Deaf and blind, we cannot see or hear the breeze

from the dead who run past and collapse as

a spattered breath on the ground.

When I close my eyes I see blood and bullets.

But it’s not my blood. And they are my bullets.

Black skin and kinky hair lay on pavement

and over leather car seats with nothing left to give

but raised hands, clenched teeth, and the sways

and hums of chained ancestors from hidden burial mounds.

Our ears are ringing from the pounding bullets leaving

chambers and ripping through skin and bones that we

can’t hear the moaning and the crying from the grave,

families left to release their relatives’ spirits to be with the

generations of ancestors entombed in the ground of our

forefathers who separated and divided the liberties of men.

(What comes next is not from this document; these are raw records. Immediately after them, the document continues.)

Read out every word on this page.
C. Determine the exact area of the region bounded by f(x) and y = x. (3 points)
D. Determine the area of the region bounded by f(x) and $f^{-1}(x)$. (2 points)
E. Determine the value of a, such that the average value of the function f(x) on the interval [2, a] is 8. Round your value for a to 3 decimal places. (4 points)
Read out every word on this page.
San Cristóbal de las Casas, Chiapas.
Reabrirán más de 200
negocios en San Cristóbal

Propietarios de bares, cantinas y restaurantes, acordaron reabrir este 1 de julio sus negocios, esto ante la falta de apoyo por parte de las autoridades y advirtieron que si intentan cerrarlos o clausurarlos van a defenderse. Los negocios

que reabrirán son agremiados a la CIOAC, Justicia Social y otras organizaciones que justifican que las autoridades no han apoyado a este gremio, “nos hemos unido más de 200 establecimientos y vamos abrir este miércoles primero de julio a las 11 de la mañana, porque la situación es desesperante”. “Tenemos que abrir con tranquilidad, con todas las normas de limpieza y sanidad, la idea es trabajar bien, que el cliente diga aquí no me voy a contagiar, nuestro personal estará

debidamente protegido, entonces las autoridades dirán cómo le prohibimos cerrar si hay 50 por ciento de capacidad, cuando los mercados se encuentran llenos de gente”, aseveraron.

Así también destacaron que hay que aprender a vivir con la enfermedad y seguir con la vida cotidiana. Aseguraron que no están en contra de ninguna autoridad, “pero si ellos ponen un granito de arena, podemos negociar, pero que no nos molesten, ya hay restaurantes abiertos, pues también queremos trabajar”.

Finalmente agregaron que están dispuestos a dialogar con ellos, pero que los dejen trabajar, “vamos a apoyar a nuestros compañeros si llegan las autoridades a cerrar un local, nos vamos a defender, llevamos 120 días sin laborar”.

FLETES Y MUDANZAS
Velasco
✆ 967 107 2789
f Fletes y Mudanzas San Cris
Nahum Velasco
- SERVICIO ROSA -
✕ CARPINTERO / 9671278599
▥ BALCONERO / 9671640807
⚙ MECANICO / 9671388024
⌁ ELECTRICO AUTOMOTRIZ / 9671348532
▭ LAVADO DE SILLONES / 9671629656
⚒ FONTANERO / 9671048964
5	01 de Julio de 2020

So, we listen with our blood. Lift our spirits to the sky.

Gather at the city’s farthest edge. Remember history

that began before the beginning of every moment

and reclaim what is ours, the blood of our people.


This morning I wanted to write about The Camp. But how can I? All I can think about are the children that I played with and hugged and cared for and that 1 out of 3 of them will end up in prison. How many more of them will be shot or will shoot? All I can see are the videos of men shot and killed by police.

We must rethink how we see ourselves, our people, our history. We must see our people as precious, beloved, full of dignity. We must see our history as working to deprive our people from what is theirs, their divine images. Their beautiful bodies. Their eternal spirits.